No investigan las autoridades las desapariciones de vecinos del sur de Chilapa, dice su abogado

Los gobiernos federal y estatal tampoco han investigado las desapariciones de personas que denunciaron los pueblos del sur del municipio de Chilapa, que irrumpieron en la cabecera municipal el 9 y la abandonaron el 14 de mayo del año pasado.
El asesor de la agrupación civil Comunitarios por la Paz y la Justicia, que irrumpió armada en mayo del año pasado en Chilapa y durante su estancia en la ciudad desapareció al menos a 30 ciudadanos, Jesús Escobedo González informó que a pesar de que presentaron las denuncias ante la Fiscalía General del Estado (FGE) no hay avances en las investigaciones de los desaparecidos del sur de Chilapa.
Ahora la organización aglutina 76 pueblos de los municipios de Chilapa y José Joaquín de Herrera (Hueycantenango).
De los desaparecidos afirmó que son víctimas del crimen organizado cuando viajan de sus comunidades a Chilapa.
Los familiares de desaparecidos de Chilapa que encabeza José Díaz Navarro, y que acusan a los vecinos del sur de Chilapa de las desapariciones de mayo, denunciaron anteriormente que a siete meses de la irrupción de civiles armados no se ha esclarecido la desaparición de 57 vecinos, de los cuales 38 denunciaron ante el Ministerio Público.
Ayer, Escobedo González asesor de la agrupación Comunitarios por la Paz y Justicia que irrumpieron en Chilapa, denunció que los gobiernos federal y estatal incumplieron el compromiso de investigar el paradero de sus familiares y de garantizarles seguridad.
El abogado informó que han documentado 15 casos de desaparecidos de las comunidades de El Jagüey, San Ángel y Santa Catarina, pero reconoció que de éstos sólo cinco presentaron denuncias ante el Ministerio Público, y hay otros casos que no han sido denunciados públicamente por temor.

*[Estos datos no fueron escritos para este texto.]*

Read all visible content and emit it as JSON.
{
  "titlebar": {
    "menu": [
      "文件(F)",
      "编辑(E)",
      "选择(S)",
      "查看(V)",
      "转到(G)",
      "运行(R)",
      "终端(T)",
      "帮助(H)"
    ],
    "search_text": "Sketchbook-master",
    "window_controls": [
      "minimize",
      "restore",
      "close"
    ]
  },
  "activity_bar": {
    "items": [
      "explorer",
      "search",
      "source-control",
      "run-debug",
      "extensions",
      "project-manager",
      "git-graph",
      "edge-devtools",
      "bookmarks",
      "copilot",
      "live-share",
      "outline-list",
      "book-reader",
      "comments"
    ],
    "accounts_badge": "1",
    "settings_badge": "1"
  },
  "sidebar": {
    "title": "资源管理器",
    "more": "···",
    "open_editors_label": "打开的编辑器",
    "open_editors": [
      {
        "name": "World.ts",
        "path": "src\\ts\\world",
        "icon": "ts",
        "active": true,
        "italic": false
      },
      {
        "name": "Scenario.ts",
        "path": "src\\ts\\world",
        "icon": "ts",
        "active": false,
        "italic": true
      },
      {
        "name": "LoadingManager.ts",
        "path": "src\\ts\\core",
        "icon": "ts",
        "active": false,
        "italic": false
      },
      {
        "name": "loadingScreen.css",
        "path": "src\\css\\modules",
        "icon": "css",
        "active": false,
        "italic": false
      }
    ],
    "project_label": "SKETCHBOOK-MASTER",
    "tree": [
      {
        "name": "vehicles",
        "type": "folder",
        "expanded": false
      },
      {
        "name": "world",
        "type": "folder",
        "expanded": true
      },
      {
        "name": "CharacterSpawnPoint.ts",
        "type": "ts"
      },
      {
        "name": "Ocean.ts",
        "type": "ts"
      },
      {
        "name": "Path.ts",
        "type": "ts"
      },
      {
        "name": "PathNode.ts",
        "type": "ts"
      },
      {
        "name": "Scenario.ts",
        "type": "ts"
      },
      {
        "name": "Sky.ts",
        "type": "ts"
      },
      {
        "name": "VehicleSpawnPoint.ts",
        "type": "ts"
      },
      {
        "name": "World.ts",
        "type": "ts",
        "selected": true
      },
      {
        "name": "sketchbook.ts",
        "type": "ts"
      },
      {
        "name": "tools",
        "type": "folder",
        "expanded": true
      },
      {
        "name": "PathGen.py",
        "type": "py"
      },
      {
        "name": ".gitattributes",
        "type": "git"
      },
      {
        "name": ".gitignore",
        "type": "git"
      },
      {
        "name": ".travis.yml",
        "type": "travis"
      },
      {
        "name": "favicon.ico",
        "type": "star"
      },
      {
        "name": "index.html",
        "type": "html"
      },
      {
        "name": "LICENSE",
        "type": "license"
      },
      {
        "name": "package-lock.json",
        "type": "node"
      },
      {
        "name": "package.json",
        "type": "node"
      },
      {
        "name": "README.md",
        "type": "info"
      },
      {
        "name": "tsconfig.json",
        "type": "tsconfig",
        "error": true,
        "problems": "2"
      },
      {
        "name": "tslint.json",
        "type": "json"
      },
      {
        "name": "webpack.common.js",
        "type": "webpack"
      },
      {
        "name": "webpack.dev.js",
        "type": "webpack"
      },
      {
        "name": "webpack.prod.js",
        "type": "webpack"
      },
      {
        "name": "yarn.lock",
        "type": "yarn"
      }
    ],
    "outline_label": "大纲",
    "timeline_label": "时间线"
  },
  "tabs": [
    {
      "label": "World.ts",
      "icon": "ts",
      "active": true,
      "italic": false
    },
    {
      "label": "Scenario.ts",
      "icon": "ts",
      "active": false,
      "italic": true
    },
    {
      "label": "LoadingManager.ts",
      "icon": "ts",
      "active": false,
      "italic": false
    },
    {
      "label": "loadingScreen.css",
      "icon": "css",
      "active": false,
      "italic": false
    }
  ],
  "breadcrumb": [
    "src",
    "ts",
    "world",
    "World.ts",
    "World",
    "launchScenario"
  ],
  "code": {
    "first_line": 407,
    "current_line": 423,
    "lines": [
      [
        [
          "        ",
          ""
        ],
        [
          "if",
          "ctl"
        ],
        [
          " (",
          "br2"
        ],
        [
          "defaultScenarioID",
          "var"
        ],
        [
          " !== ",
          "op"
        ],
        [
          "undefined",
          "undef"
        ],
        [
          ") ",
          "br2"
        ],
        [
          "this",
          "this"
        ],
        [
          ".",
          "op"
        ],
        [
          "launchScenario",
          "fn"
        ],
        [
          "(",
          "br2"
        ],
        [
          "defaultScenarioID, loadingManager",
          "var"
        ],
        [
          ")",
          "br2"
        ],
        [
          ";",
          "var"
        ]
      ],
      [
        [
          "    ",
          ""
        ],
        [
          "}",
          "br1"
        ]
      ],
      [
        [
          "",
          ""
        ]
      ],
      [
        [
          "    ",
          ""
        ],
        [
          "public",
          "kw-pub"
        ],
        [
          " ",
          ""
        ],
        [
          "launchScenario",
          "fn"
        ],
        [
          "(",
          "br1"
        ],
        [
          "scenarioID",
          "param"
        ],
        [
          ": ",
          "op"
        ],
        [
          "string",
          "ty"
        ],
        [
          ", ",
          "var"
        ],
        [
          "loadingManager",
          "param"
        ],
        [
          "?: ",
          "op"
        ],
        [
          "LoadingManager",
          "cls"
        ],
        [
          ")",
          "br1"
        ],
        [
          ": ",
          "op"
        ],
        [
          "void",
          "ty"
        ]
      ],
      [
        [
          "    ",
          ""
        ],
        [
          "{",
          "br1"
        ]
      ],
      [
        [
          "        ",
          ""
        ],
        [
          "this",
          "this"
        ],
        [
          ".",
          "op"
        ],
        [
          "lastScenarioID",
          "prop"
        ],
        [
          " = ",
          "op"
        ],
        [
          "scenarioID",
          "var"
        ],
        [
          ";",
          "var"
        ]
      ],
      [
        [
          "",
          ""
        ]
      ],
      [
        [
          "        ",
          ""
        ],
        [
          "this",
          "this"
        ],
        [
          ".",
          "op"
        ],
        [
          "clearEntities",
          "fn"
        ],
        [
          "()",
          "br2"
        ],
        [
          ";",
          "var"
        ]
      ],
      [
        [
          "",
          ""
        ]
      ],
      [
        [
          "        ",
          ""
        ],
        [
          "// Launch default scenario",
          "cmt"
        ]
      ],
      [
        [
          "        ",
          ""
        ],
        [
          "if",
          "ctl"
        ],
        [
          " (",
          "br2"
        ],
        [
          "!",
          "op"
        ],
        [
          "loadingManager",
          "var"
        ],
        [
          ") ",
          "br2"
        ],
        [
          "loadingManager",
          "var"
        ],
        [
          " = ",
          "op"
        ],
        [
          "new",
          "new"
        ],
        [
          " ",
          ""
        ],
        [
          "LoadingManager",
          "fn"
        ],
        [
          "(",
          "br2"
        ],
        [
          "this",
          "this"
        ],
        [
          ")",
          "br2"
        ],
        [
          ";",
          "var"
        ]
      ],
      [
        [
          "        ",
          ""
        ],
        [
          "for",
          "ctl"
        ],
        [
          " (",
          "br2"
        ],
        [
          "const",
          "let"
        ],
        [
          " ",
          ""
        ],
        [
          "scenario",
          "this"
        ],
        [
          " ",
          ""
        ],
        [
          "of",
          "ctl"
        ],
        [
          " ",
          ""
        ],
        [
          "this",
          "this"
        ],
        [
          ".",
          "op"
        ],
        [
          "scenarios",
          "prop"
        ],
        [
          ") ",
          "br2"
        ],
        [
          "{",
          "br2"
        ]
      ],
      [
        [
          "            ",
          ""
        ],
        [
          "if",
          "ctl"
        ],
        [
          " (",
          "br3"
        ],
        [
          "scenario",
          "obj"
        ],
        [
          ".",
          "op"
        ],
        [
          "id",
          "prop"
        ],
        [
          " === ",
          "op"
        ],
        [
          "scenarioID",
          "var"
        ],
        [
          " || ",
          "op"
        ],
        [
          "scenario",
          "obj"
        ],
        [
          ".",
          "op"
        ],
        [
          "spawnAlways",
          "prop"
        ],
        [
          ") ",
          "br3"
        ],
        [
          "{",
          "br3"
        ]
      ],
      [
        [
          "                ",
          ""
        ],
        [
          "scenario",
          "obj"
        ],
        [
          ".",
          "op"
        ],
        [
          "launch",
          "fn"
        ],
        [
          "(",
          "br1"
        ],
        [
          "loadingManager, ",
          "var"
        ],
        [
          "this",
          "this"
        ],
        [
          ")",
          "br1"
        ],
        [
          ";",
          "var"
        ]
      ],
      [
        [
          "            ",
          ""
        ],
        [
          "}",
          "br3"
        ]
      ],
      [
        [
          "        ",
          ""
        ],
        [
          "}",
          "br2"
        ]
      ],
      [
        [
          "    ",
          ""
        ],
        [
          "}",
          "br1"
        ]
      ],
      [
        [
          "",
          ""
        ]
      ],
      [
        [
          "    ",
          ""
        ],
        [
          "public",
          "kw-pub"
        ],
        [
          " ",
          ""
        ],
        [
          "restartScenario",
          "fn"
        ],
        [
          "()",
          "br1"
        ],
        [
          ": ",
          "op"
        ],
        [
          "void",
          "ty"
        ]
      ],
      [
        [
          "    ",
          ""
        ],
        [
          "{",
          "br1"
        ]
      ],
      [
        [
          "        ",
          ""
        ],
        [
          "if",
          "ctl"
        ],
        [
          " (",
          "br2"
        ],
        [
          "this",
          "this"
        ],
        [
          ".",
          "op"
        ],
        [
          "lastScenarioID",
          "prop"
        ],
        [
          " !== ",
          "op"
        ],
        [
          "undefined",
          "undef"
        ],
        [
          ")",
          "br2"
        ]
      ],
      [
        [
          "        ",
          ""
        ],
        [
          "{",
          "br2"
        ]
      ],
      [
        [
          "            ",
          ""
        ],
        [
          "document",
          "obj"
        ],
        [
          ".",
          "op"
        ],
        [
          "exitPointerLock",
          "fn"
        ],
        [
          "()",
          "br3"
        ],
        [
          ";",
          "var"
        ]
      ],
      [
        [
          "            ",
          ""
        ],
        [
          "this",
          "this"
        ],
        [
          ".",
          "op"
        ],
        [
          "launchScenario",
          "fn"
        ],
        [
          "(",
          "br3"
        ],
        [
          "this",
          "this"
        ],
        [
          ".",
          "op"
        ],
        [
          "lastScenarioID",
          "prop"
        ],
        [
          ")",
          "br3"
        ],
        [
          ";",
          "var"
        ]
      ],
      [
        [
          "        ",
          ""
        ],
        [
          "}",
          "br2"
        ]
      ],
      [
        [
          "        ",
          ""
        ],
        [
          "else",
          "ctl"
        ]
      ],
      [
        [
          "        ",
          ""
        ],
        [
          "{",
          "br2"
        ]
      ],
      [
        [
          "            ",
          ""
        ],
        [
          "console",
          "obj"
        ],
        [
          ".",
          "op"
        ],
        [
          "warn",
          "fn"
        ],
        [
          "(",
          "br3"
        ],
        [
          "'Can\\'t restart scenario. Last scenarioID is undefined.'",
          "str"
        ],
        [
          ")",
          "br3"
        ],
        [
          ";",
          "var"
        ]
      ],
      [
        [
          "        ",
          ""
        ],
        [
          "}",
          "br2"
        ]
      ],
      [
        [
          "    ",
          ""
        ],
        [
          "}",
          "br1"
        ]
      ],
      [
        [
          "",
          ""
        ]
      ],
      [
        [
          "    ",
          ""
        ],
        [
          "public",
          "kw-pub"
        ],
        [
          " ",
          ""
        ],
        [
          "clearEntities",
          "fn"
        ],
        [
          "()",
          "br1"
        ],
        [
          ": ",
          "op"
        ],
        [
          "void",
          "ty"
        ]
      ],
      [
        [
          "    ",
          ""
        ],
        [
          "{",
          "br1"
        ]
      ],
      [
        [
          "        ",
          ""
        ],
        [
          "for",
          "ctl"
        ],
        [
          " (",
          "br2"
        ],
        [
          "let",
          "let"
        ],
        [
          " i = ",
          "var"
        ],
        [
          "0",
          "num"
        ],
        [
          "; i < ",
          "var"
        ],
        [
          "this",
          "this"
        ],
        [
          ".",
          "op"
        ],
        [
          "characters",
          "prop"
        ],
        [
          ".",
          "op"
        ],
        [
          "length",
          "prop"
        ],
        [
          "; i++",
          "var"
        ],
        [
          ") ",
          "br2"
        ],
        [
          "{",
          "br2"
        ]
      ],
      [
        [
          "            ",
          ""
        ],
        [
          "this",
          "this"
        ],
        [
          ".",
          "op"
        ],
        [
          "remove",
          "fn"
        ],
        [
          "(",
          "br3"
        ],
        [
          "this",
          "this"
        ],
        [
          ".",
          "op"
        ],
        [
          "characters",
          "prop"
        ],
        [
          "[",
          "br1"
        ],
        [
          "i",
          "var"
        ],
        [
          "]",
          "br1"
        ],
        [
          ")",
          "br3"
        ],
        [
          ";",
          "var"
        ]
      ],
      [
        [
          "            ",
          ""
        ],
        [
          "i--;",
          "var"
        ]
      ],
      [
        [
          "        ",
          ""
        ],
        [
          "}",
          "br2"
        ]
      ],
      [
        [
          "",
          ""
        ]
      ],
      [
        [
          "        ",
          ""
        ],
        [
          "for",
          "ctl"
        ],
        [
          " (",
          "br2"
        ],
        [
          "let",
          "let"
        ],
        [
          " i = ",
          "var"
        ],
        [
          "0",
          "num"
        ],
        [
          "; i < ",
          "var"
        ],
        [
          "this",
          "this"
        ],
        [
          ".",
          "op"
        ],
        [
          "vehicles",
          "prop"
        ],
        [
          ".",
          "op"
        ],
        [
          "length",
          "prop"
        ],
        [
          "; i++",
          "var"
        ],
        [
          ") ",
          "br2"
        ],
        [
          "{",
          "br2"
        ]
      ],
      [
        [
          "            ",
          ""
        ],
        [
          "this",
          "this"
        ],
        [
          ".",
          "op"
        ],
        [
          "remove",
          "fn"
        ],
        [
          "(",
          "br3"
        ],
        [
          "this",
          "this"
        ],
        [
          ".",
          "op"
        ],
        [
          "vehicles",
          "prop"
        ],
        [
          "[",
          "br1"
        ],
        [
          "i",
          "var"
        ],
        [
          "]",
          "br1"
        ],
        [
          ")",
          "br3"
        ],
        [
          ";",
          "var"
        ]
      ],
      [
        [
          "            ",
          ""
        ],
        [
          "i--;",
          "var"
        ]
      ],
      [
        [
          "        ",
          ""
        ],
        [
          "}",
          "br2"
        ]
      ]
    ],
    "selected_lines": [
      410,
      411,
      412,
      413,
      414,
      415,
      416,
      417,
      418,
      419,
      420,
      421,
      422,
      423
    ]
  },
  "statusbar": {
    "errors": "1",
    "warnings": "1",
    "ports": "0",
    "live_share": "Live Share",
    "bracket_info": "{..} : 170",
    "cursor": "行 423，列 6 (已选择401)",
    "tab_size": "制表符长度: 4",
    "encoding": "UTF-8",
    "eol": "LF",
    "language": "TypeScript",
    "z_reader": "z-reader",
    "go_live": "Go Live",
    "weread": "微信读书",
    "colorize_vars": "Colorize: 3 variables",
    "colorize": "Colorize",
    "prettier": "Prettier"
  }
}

Escobedo González agregó que los comisarios mantenían comunicación con funcionarios del gobierno de Rogelio Ortega Martínez, pero no han recibido respuesta del gobernador Héctor Astudillo Flores ni del secretario de Gobierno, a pesar de que los primeros cinco días de la administración solicitaron audiencia.
Precisó que los pueblos están documentando todos los casos para tener la información correspondiente si deciden regresar a la cabecera municipal a presionar.
El abogado recordó que los comisarios y los civiles armados dejaron la cabecera municipal el 14 de mayo, después de que la Policía Federal se comprometió a garantizar seguridad en sus pueblos y a detener a los cabecillas de la banda criminal Los Rojos que controla Chilapa, a los que responsabilizaron de la desaparición de vecinos y ejecuciones en sus comunidades y en los caminos.
Insistió que a siete meses no se han cumplido sus demandas pues los integrantes del grupo criminal siguen operando y sus desaparecidos no han sido localizados.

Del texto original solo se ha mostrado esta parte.